Created attachment 1137883 [details] distilled evm.log lines from process 3002 containing ems refreshes identified in pdf already provided
Dave, can QE test this scenario with a couple different providers? I would like to determine if this is a RHEVM specific problem. Or, if it's across the board for all providers. Marcel, assigning to you for now until we get more information from QE on whether this is an across the board problem with reporting an error on EMS Refresh, or if it's a RHEVM specific problem.
@Thomas Hennessy could you explain, where you would expect an error to be shown? In the UI there should be an error displayed for that specific EMS. Also the log shows and ERROR for that specific EMS. From what I understand, you a referring to the log file, where the "State: [ok]" appears. But this refers to the Queue Message being delivered and executed.

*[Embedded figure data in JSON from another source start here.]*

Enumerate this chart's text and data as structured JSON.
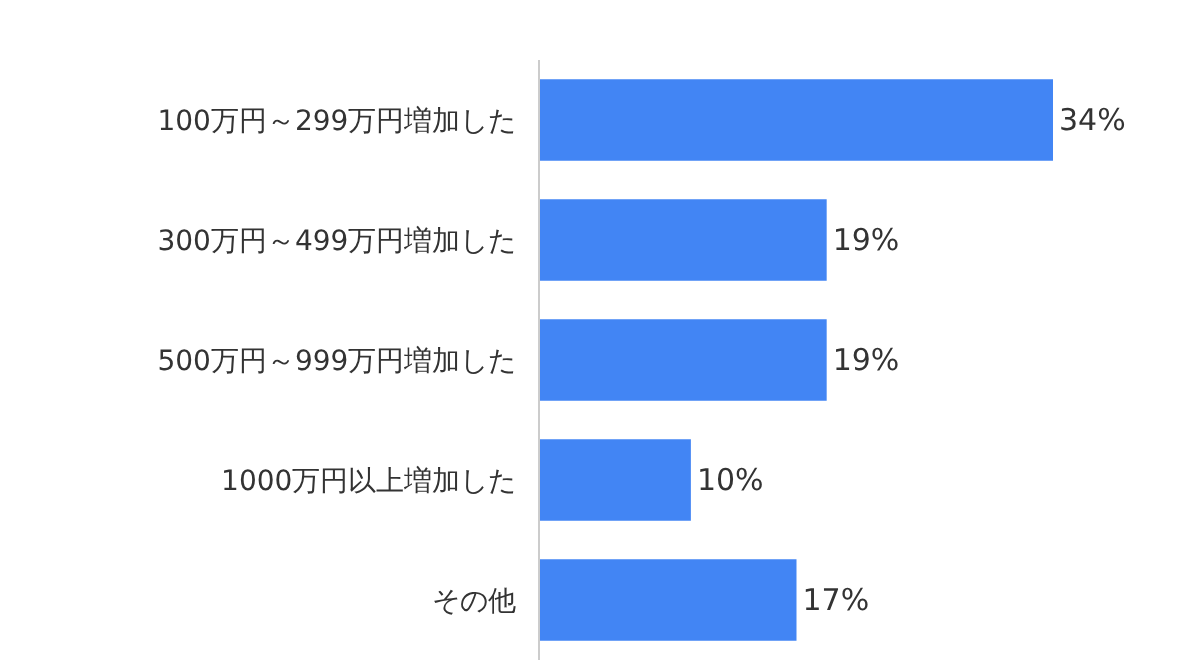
{
  "chart_data": {
    "type": "bar",
    "orientation": "horizontal",
    "categories": [
      "100万円～299万円増加した",
      "300万円～499万円増加した",
      "500万円～999万円増加した",
      "1000万円以上増加した",
      "その他"
    ],
    "values": [
      34,
      19,
      19,
      10,
      17
    ],
    "value_labels": [
      "34%",
      "19%",
      "19%",
      "10%",
      "17%"
    ],
    "color": "#4285f4",
    "tick_labels": "y"
  }
}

Marcel, IMHO the existence of the log line message containing the completed for any message ID indicates that the message number was delivered and completed. the status line should indicate if the requested command was completed successfully or not. If the log lines between the initiation of the message (ie message dequeued) and the message completion log line contains any errors that indicates to me that the initiated command encountered error and therefore the status of the execution of the requested command cannot possibly be 'ok'. Tom Hennessy
ok, thanks for the clarification. Just to be 100% sure: you want this [----] I, [2016-03-16T10:18:06.067938 #3002:90798c] INFO -- : MIQ(MiqQueue#delivered) Message id: [2000001124178], State: [ok], Delivered in [157.827267344] seconds to be changed into [----] I, [2016-03-16T10:18:06.067938 #3002:90798c] INFO -- : MIQ(MiqQueue#delivered) Message id: [2000001124178], State: [error], Delivered in [157.827267344] seconds
Marcel, yes. more generally if the command being initiated by the message id (Command: [EmsRefresh.refresh] in this case) encounters errors in the execution of the command (as is reported by the error messages in the evm.log) it seems to me any any reasonable customer would expect that the status returned would reflect that highest level of error encountered. In this case the 'error' as reported by multipe log lines. Tom Hennessy
on dev: https://github.com/ManageIQ/manageiq/pull/9907